• Columbia University Press
Only by inhabiting Dao (the Way of Nature) and dwelling in its unity can humankind achieve true happiness and freedom, in both life and death. This is Daoist philosophy's central tenet, espoused by the person―or group of people―known as Zhuangzi (369?-286? B.C.E.) in a text by the same name. To be free, individuals must discard rigid distinctions between good and bad, right and wrong, and follow a course of action not motivated by gain or striving. When one ceases to judge events as good or bad, man-made suffering disappears and natural suffering is embraced as part of life.
Zhuangzi elucidates this mystical philosophy through humor, parable, and anecdote, deploying non sequitur and even nonsense to illuminate a truth beyond the boundaries of ordinary logic. Boldly imaginative and inventively worded, the Zhuangzi floats free of its historical period and society, addressing the spiritual nourishment of all people across time. One of the most justly celebrated texts of the Chinese tradition, the Zhuangzi is read by thousands of English-language scholars each year, yet only in the Wade-Giles romanization. Burton Watson's pinyin romanization brings the text in line with how Chinese scholars, and an increasing number of other scholars, read it.
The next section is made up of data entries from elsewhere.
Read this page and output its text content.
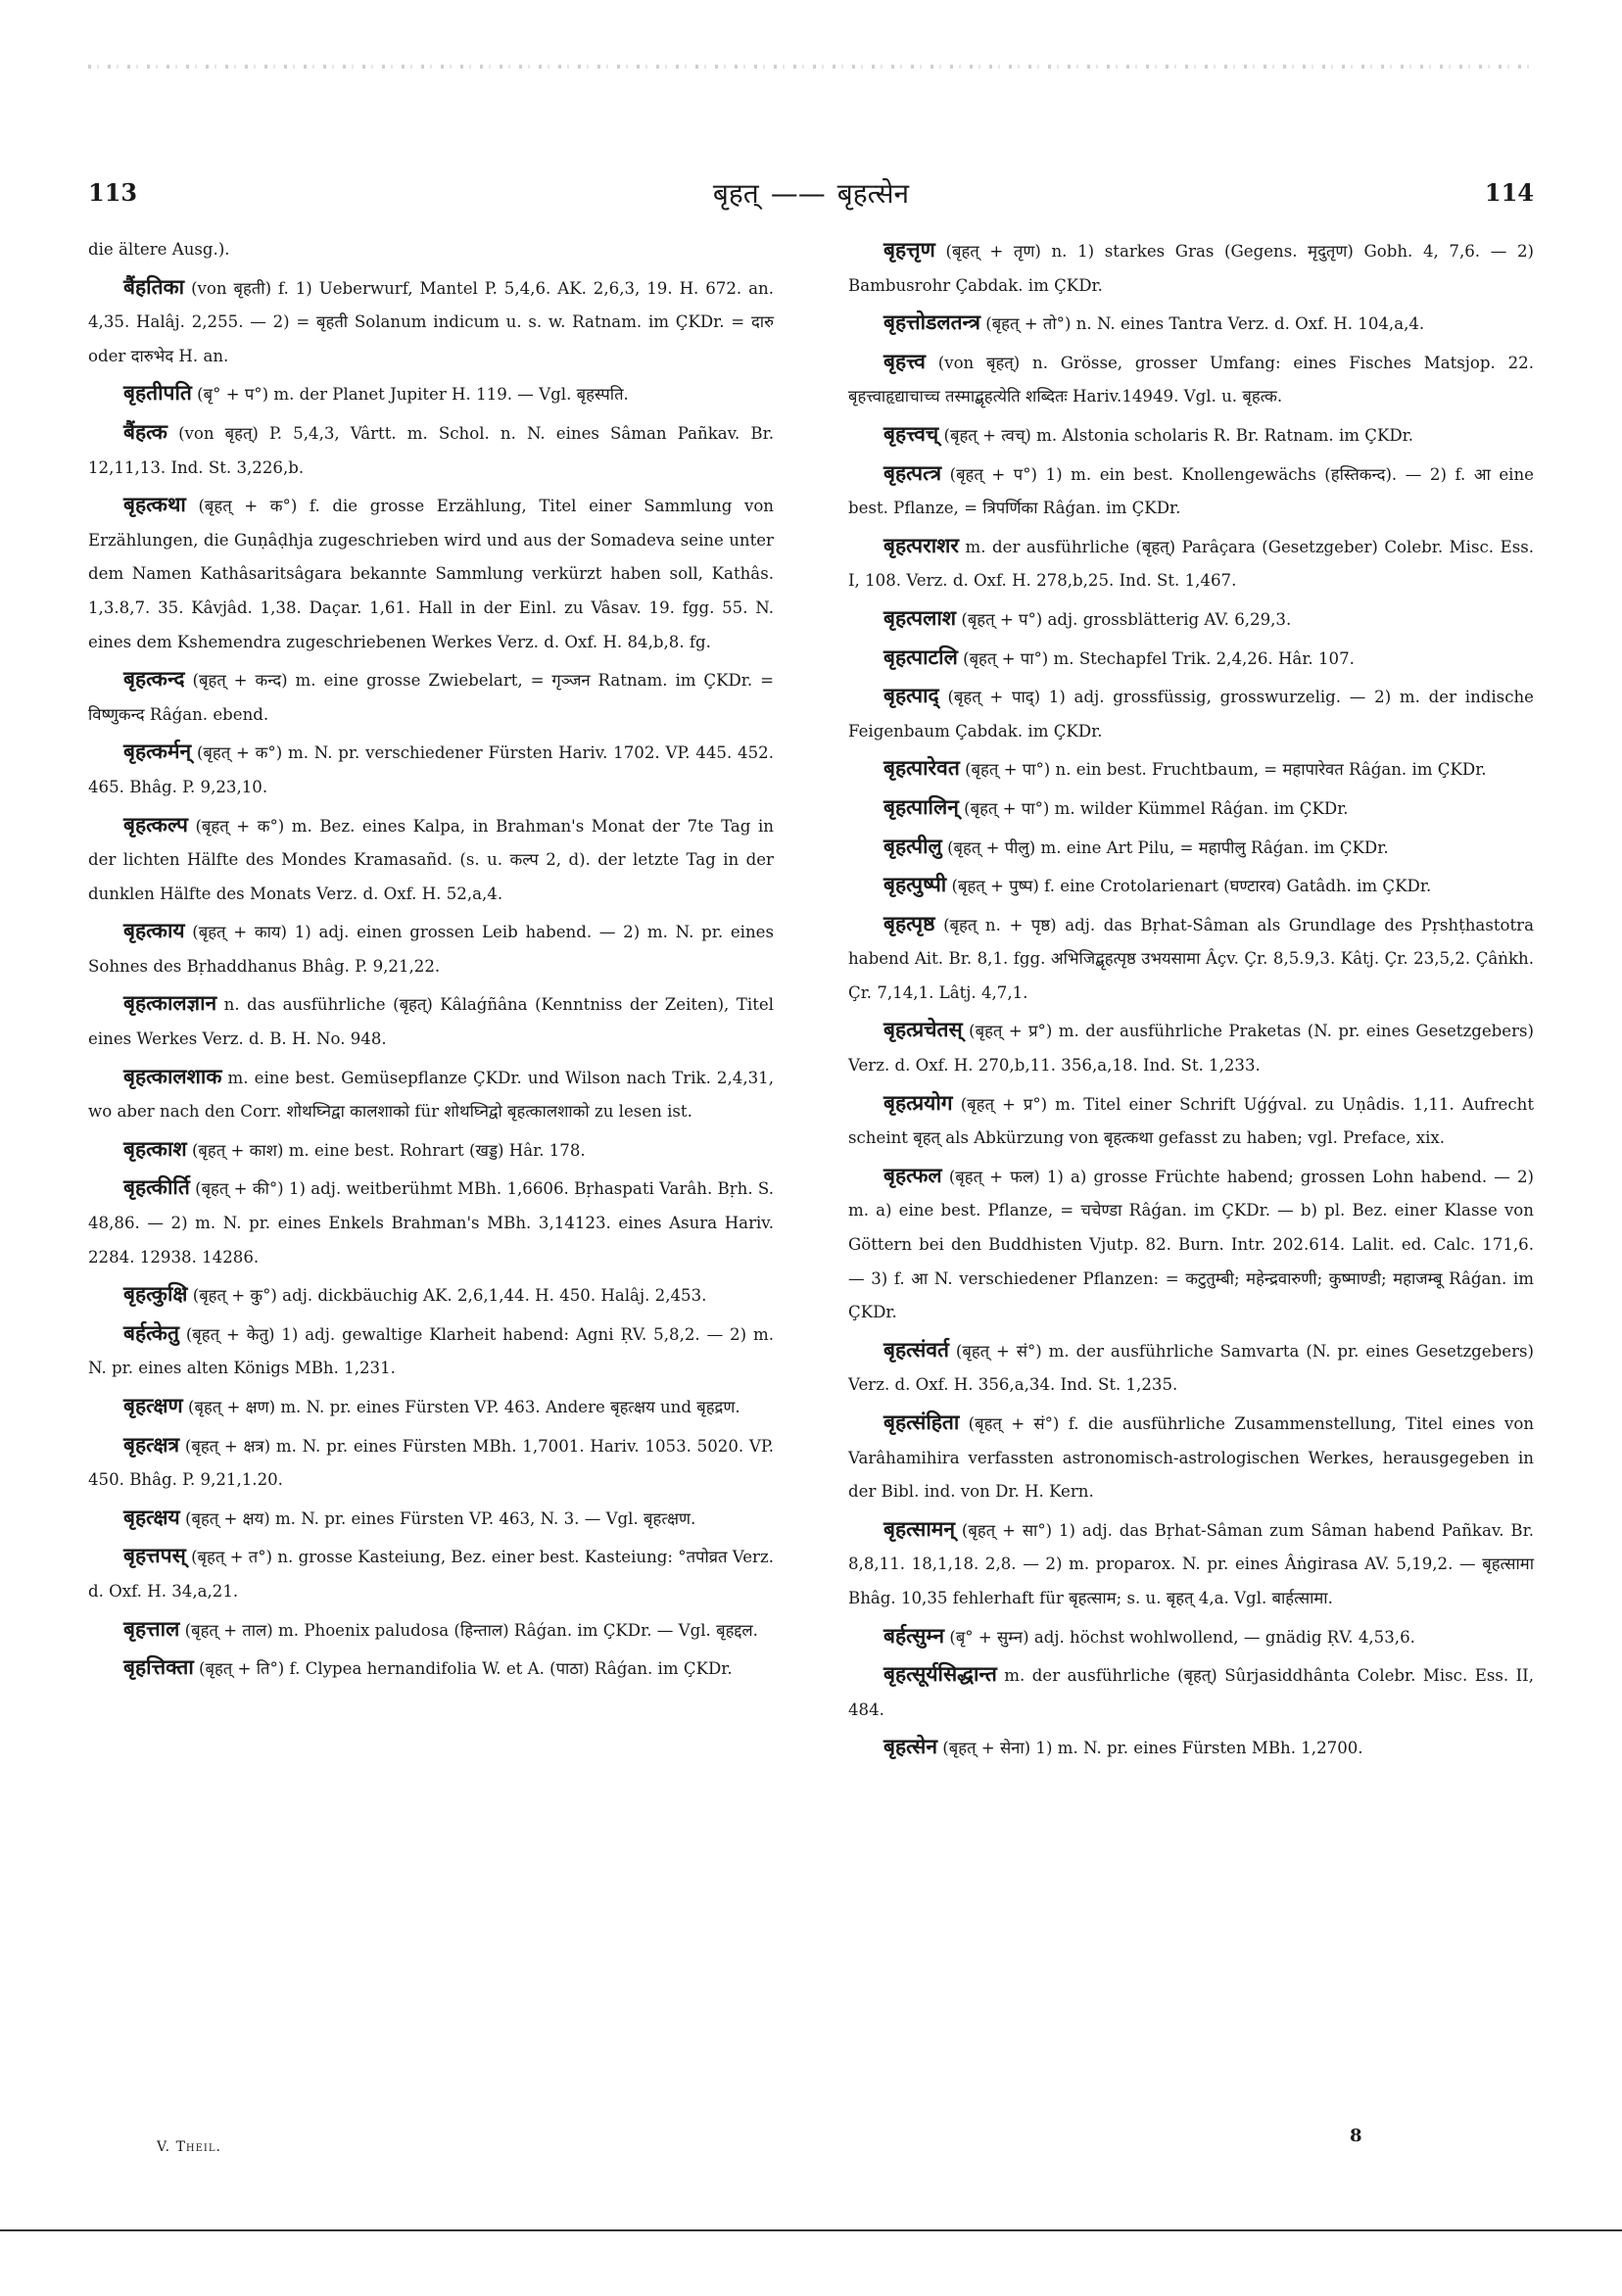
113	बृहत् —— बृहत्सेन	114

die ältere Ausg.).

बैंहतिका (von बृहती) f. 1) Ueberwurf, Mantel P. 5,4,6. AK. 2,6,3, 19. H. 672. an. 4,35. Halâj. 2,255. — 2) = बृहती Solanum indicum u. s. w. Ratnam. im ÇKDr. = दारु oder दारुभेद H. an.

बृहतीपति (बृ° + प°) m. der Planet Jupiter H. 119. — Vgl. बृहस्पति.

बैंहत्क (von बृहत्) P. 5,4,3, Vârtt. m. Schol. n. N. eines Sâman Pañkav. Br. 12,11,13. Ind. St. 3,226,b.

बृहत्कथा (बृहत् + क°) f. die grosse Erzählung, Titel einer Sammlung von Erzählungen, die Guṇâḍhja zugeschrieben wird und aus der Somadeva seine unter dem Namen Kathâsaritsâgara bekannte Sammlung verkürzt haben soll, Kathâs. 1,3.8,7. 35. Kâvjâd. 1,38. Daçar. 1,61. Hall in der Einl. zu Vâsav. 19. fgg. 55. N. eines dem Kshemendra zugeschriebenen Werkes Verz. d. Oxf. H. 84,b,8. fg.

बृहत्कन्द (बृहत् + कन्द) m. eine grosse Zwiebelart, = गृञ्जन Ratnam. im ÇKDr. = विष्णुकन्द Râǵan. ebend.

बृहत्कर्मन् (बृहत् + क°) m. N. pr. verschiedener Fürsten Hariv. 1702. VP. 445. 452. 465. Bhâg. P. 9,23,10.

बृहत्कल्प (बृहत् + क°) m. Bez. eines Kalpa, in Brahman's Monat der 7te Tag in der lichten Hälfte des Mondes Kramasañd. (s. u. कल्प 2, d). der letzte Tag in der dunklen Hälfte des Monats Verz. d. Oxf. H. 52,a,4.

बृहत्काय (बृहत् + काय) 1) adj. einen grossen Leib habend. — 2) m. N. pr. eines Sohnes des Bṛhaddhanus Bhâg. P. 9,21,22.

बृहत्कालज्ञान n. das ausführliche (बृहत्) Kâlaǵñâna (Kenntniss der Zeiten), Titel eines Werkes Verz. d. B. H. No. 948.

बृहत्कालशाक m. eine best. Gemüsepflanze ÇKDr. und Wilson nach Trik. 2,4,31, wo aber nach den Corr. शोथघ्निद्वा कालशाको für शोथघ्निद्वो बृहत्कालशाको zu lesen ist.

बृहत्काश (बृहत् + काश) m. eine best. Rohrart (खड्ड) Hâr. 178.

बृहत्कीर्ति (बृहत् + की°) 1) adj. weitberühmt MBh. 1,6606. Bṛhaspati Varâh. Bṛh. S. 48,86. — 2) m. N. pr. eines Enkels Brahman's MBh. 3,14123. eines Asura Hariv. 2284. 12938. 14286.

बृहत्कुक्षि (बृहत् + कु°) adj. dickbäuchig AK. 2,6,1,44. H. 450. Halâj. 2,453.

बर्हत्केतु (बृहत् + केतु) 1) adj. gewaltige Klarheit habend: Agni ṚV. 5,8,2. — 2) m. N. pr. eines alten Königs MBh. 1,231.

बृहत्क्षण (बृहत् + क्षण) m. N. pr. eines Fürsten VP. 463. Andere बृहत्क्षय und बृहद्रण.

बृहत्क्षत्र (बृहत् + क्षत्र) m. N. pr. eines Fürsten MBh. 1,7001. Hariv. 1053. 5020. VP. 450. Bhâg. P. 9,21,1.20.

बृहत्क्षय (बृहत् + क्षय) m. N. pr. eines Fürsten VP. 463, N. 3. — Vgl. बृहत्क्षण.

बृहत्तपस् (बृहत् + त°) n. grosse Kasteiung, Bez. einer best. Kasteiung: °तपोव्रत Verz. d. Oxf. H. 34,a,21.

बृहत्ताल (बृहत् + ताल) m. Phoenix paludosa (हिन्ताल) Râǵan. im ÇKDr. — Vgl. बृहद्दल.

बृहत्तिक्ता (बृहत् + ति°) f. Clypea hernandifolia W. et A. (पाठा) Râǵan. im ÇKDr.

बृहत्तृण (बृहत् + तृण) n. 1) starkes Gras (Gegens. मृदुतृण) Gobh. 4, 7,6. — 2) Bambusrohr Çabdak. im ÇKDr.

बृहत्तोडलतन्त्र (बृहत् + तो°) n. N. eines Tantra Verz. d. Oxf. H. 104,a,4.

बृहत्त्व (von बृहत्) n. Grösse, grosser Umfang: eines Fisches Matsjop. 22. बृहत्त्वाहृद्याचाच्च तस्माद्बृहत्येति शब्दितः Hariv.14949. Vgl. u. बृहत्क.

बृहत्त्वच् (बृहत् + त्वच्) m. Alstonia scholaris R. Br. Ratnam. im ÇKDr.

बृहत्पत्त्र (बृहत् + प°) 1) m. ein best. Knollengewächs (हस्तिकन्द). — 2) f. आ eine best. Pflanze, = त्रिपर्णिका Râǵan. im ÇKDr.

बृहत्पराशर m. der ausführliche (बृहत्) Parâçara (Gesetzgeber) Colebr. Misc. Ess. I, 108. Verz. d. Oxf. H. 278,b,25. Ind. St. 1,467.

बृहत्पलाश (बृहत् + प°) adj. grossblätterig AV. 6,29,3.

बृहत्पाटलि (बृहत् + पा°) m. Stechapfel Trik. 2,4,26. Hâr. 107.

बृहत्पाद् (बृहत् + पाद्) 1) adj. grossfüssig, grosswurzelig. — 2) m. der indische Feigenbaum Çabdak. im ÇKDr.

बृहत्पारेवत (बृहत् + पा°) n. ein best. Fruchtbaum, = महापारेवत Râǵan. im ÇKDr.

बृहत्पालिन् (बृहत् + पा°) m. wilder Kümmel Râǵan. im ÇKDr.

बृहत्पीलु (बृहत् + पीलु) m. eine Art Pilu, = महापीलु Râǵan. im ÇKDr.

बृहत्पुष्पी (बृहत् + पुष्प) f. eine Crotolarienart (घण्टारव) Gatâdh. im ÇKDr.

बृहत्पृष्ठ (बृहत् n. + पृष्ठ) adj. das Bṛhat-Sâman als Grundlage des Pṛshṭhastotra habend Ait. Br. 8,1. fgg. अभिजिद्बृहत्पृष्ठ उभयसामा Âçv. Çr. 8,5.9,3. Kâtj. Çr. 23,5,2. Çâṅkh. Çr. 7,14,1. Lâtj. 4,7,1.

बृहत्प्रचेतस् (बृहत् + प्र°) m. der ausführliche Praketas (N. pr. eines Gesetzgebers) Verz. d. Oxf. H. 270,b,11. 356,a,18. Ind. St. 1,233.

बृहत्प्रयोग (बृहत् + प्र°) m. Titel einer Schrift Uǵǵval. zu Uṇâdis. 1,11. Aufrecht scheint बृहत् als Abkürzung von बृहत्कथा gefasst zu haben; vgl. Preface, xix.

बृहत्फल (बृहत् + फल) 1) a) grosse Früchte habend; grossen Lohn habend. — 2) m. a) eine best. Pflanze, = चचेण्डा Râǵan. im ÇKDr. — b) pl. Bez. einer Klasse von Göttern bei den Buddhisten Vjutp. 82. Burn. Intr. 202.614. Lalit. ed. Calc. 171,6. — 3) f. आ N. verschiedener Pflanzen: = कटुतुम्बी; महेन्द्रवारुणी; कुष्माण्डी; महाजम्बू Râǵan. im ÇKDr.

बृहत्संवर्त (बृहत् + सं°) m. der ausführliche Samvarta (N. pr. eines Gesetzgebers) Verz. d. Oxf. H. 356,a,34. Ind. St. 1,235.

बृहत्संहिता (बृहत् + सं°) f. die ausführliche Zusammenstellung, Titel eines von Varâhamihira verfassten astronomisch-astrologischen Werkes, herausgegeben in der Bibl. ind. von Dr. H. Kern.

बृहत्सामन् (बृहत् + सा°) 1) adj. das Bṛhat-Sâman zum Sâman habend Pañkav. Br. 8,8,11. 18,1,18. 2,8. — 2) m. proparox. N. pr. eines Âṅgirasa AV. 5,19,2. — बृहत्सामा Bhâg. 10,35 fehlerhaft für बृहत्साम; s. u. बृहत् 4,a. Vgl. बार्हत्सामा.

बर्हत्सुम्न (बृ° + सुम्न) adj. höchst wohlwollend, — gnädig ṚV. 4,53,6.

बृहत्सूर्यसिद्धान्त m. der ausführliche (बृहत्) Sûrjasiddhânta Colebr. Misc. Ess. II, 484.

बृहत्सेन (बृहत् + सेना) 1) m. N. pr. eines Fürsten MBh. 1,2700.

V. Theil.
8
Burton Watson...possesses all the qualities which distinguish a master translator. As a craftsman and as a poet, he has inspired and challenged two generations. ― ASIAN AFFAIRS
Translation of any of the classics...from the hand of Burton Watson is an event to be welcomed with gratitude. ― JOURNAL OF ASIAN STUDIES
Burton Watson has taught at Columbia, Stanford, and Kyoto Universities and is one of the world's best-known translators of Chinese and Japanese works. His translations include The Demon at Agi Bridge and Other Japanese Tales, The Analects of Confucius, The Tales of the Heike, and The Lotus Sutra; the writings of Zhuangzi, Mozi, Xunzi, and Han Feizi; The Columbia Book of Chinese Poetry; and Records of the Grand Historian.